Squamous cell carcinomas (SCC): make up about 5% of malignant lid tumours. Here, too, excessive sunlight plays a role. The lower eyelid, like in BCC, is more frequently affected because it receives more sunlight. Squamous cell carcinoma metastasizes in about 20% of cases, initially to the lymph nodes of the ear and jaw.
Sebaceous Carcinomas: Make up about 5% of malignant eyelid tumours. Arises on degeneration of a sebaceous gland. This tumour is aggressive and metastasizes early.
For small tumors, we first take a biopsy in a short outpatient procedure. The material is sent to a laboratory and examined under the microscope to confirm the diagnosis. In a second operation, the tumor is removed.
For large tumors, the tumor is excised, plus an additional region of what appears to be non-tumour tissue to ensure all of the tumor has been removed, and this often requires the patient to be under general anaesthesia. This is followed by what’s called “rapid-cut diagnosis” – the pathologist examines the material immediately under the microscope and informs us 1–2 hours after removal whether the cut edges are free of tumour. Subsequently, the reconstruction of the lid takes place on the same day in a second operation.
The next step is lid reconstruction. There are a variety of surgical options available to do this, and in general, eyelid reconstruction has made tremendous progress over the past two decades.
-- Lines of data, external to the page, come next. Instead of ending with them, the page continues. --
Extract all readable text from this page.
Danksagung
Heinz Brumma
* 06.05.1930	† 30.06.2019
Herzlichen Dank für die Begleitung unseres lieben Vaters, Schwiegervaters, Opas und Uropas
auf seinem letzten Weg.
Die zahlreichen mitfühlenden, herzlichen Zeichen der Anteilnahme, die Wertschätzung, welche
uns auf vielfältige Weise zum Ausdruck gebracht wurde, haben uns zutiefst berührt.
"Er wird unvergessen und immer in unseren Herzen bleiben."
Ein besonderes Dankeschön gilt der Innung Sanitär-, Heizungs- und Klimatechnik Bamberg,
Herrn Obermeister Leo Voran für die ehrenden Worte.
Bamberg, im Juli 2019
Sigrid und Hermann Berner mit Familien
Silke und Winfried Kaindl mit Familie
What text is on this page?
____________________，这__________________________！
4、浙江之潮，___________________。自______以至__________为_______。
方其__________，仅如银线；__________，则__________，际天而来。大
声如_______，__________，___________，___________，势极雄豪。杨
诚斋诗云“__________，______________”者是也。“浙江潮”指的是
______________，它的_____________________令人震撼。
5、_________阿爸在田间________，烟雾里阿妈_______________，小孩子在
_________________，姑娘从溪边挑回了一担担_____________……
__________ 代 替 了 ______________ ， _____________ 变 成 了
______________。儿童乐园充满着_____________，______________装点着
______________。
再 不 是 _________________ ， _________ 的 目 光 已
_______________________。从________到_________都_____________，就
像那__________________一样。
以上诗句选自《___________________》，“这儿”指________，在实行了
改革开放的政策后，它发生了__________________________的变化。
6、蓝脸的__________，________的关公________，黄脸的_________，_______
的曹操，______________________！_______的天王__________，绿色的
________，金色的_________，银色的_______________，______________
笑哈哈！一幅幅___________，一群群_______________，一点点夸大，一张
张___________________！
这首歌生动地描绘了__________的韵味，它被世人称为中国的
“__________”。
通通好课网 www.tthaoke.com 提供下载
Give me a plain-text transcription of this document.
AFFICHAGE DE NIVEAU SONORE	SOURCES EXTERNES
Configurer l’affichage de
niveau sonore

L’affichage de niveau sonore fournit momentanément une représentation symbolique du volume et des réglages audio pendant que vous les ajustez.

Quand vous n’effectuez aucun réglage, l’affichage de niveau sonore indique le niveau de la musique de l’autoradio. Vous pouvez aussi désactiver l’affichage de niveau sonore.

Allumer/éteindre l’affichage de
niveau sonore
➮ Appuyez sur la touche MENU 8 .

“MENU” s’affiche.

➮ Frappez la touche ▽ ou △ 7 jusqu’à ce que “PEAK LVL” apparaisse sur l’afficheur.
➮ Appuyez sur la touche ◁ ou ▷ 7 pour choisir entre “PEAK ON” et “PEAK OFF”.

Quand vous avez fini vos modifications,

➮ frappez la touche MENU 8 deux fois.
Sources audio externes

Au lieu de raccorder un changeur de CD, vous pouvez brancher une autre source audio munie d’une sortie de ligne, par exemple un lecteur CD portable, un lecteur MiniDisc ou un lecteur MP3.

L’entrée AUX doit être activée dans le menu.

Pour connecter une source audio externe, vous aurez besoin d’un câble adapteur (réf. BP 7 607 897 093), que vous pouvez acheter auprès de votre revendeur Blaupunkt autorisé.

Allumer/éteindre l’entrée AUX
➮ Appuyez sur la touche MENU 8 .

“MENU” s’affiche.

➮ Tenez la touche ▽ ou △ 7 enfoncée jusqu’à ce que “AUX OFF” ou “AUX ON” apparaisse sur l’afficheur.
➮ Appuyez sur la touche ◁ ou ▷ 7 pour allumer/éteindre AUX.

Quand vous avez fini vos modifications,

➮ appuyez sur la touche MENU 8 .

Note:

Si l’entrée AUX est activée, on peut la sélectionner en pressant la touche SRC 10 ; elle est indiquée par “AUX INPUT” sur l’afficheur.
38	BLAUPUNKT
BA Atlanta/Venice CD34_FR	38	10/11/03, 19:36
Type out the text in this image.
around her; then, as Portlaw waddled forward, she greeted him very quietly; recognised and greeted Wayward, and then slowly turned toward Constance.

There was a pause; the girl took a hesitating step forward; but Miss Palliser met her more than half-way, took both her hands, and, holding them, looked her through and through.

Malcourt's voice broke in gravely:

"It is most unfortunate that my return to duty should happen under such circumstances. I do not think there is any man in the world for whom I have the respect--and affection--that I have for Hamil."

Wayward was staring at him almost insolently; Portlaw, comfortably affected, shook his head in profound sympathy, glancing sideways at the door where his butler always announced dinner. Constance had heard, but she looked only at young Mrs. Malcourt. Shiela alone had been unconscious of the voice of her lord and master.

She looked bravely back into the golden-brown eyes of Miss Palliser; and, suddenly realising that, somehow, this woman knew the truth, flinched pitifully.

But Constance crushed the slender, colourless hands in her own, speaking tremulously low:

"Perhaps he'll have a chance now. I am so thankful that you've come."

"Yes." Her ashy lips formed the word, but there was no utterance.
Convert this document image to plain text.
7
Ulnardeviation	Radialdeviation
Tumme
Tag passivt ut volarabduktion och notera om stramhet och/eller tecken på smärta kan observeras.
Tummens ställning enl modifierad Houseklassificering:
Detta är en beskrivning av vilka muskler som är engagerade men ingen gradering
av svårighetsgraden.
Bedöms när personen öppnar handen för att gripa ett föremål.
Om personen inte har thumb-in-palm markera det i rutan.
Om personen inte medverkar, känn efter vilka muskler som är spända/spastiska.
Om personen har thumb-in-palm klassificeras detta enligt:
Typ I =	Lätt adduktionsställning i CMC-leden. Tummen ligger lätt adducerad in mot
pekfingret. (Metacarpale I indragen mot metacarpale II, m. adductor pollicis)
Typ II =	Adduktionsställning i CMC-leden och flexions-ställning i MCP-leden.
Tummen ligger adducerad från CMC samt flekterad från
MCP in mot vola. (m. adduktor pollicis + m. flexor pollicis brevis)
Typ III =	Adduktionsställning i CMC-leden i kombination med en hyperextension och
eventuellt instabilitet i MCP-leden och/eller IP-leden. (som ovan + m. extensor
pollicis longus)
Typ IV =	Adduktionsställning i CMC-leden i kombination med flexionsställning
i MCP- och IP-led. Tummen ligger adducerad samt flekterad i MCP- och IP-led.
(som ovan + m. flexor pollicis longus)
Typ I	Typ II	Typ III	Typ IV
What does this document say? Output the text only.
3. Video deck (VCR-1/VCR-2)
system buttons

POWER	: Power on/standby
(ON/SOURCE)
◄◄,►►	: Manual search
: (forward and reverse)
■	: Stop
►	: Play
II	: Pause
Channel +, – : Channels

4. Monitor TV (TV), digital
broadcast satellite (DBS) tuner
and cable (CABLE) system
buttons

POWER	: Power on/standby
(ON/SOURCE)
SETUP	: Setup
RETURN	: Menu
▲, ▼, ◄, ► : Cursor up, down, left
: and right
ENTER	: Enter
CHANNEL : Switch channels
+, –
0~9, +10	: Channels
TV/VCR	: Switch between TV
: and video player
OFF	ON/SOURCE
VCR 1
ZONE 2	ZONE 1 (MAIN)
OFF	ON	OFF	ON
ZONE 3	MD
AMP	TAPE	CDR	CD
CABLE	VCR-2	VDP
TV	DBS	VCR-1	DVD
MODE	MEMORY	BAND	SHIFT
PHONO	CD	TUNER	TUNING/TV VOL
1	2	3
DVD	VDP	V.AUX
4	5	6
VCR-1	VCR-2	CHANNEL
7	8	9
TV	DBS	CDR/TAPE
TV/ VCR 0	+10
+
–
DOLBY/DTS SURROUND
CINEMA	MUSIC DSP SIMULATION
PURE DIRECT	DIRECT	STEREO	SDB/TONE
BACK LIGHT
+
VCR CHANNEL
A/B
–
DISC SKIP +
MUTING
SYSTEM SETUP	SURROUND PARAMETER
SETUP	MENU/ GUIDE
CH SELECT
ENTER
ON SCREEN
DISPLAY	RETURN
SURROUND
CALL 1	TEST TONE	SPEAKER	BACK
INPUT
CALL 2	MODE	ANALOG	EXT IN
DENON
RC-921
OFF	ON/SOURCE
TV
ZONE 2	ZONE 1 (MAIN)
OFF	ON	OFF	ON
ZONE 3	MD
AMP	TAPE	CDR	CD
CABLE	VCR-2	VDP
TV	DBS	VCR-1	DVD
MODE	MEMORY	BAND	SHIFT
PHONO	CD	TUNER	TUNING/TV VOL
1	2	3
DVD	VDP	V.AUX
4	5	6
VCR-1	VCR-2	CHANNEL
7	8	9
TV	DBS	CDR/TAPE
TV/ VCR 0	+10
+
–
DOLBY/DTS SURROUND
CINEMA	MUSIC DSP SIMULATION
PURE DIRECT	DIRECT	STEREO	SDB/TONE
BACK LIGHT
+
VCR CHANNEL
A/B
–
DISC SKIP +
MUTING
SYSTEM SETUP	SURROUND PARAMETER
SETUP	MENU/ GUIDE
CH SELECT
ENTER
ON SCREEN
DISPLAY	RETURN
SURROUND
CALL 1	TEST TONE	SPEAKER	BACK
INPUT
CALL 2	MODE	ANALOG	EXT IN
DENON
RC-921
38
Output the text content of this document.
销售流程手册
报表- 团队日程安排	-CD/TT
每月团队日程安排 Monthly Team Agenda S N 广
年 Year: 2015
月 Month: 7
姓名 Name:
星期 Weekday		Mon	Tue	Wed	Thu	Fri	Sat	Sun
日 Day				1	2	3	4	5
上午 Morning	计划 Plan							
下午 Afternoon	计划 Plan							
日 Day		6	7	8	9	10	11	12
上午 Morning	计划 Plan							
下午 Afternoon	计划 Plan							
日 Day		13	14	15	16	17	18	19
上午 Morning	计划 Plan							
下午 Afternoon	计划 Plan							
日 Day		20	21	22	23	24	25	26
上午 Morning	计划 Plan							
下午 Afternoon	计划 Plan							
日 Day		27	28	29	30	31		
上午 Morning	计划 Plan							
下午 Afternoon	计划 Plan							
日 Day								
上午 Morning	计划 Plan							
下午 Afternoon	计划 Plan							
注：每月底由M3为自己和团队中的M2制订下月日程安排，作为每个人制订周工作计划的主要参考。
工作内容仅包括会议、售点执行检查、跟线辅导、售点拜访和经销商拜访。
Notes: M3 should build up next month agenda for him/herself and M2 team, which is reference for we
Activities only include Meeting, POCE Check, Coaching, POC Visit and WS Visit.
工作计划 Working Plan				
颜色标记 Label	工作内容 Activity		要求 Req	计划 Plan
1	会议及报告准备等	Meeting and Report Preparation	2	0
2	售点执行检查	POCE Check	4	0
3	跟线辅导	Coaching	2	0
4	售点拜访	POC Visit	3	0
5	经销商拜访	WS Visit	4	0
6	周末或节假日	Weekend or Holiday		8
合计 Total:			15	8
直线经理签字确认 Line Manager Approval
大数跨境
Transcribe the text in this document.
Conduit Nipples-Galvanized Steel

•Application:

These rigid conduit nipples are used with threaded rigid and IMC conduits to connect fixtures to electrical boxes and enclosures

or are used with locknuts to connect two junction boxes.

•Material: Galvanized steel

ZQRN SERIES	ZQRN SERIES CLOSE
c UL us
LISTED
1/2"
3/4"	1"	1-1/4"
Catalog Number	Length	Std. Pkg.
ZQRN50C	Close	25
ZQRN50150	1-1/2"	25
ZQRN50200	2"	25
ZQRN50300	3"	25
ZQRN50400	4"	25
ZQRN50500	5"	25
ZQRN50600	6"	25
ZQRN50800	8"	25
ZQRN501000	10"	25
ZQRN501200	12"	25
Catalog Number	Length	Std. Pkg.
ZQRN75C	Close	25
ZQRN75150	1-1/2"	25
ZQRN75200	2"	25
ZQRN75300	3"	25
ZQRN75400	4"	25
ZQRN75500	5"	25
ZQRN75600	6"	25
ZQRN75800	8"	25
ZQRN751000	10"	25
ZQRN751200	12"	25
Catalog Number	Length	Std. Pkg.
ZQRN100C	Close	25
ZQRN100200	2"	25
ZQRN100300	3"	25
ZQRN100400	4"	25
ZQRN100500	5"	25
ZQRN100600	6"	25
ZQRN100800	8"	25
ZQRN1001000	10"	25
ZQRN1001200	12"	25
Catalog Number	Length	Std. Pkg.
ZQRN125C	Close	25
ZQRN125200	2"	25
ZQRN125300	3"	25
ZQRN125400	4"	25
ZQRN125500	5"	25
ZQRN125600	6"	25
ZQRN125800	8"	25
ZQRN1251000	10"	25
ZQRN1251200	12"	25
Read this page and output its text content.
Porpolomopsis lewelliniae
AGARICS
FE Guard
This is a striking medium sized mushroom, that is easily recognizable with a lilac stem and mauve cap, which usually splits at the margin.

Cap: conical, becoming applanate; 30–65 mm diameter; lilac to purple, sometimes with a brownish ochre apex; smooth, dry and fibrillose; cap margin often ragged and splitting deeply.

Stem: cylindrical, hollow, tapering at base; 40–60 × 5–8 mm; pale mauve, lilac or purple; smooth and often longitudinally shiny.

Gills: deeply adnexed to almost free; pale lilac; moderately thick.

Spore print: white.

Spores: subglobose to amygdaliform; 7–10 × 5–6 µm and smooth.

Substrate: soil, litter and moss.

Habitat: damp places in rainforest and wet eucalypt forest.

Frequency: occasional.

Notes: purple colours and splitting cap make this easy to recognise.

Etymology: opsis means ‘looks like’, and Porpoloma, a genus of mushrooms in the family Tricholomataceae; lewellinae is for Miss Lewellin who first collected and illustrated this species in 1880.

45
In the past, large skin transplants from the middle of the face were used to replace one or even both eyelids – and sometimes eyes were removed altogether. Fortunately, thanks to improved techniques, this “radical” surgery is no longer used in most cases today.
These days, defects of all sizes, including the complete lid can be covered by material derived from near the eyelids. Which method is used depends on how much of the eyelid needed to be removed (or in other words, how big the defect needing to be covered is). Modern surgical techniques range from a direct closure, to skin grafts, muscle or connective tissue slices, which are taken from the upper / lower lid of the same side or the lids of the other, healthy eye.
In rare cases where more skin is necessary, this is taken from behind the ear.
In addition, some of the modern procedures require two rounds of surgery, where the lid is reconstructed and the eye can not be opened for about 10 days. This is followed by another (short) intervention to complete the reconstruction.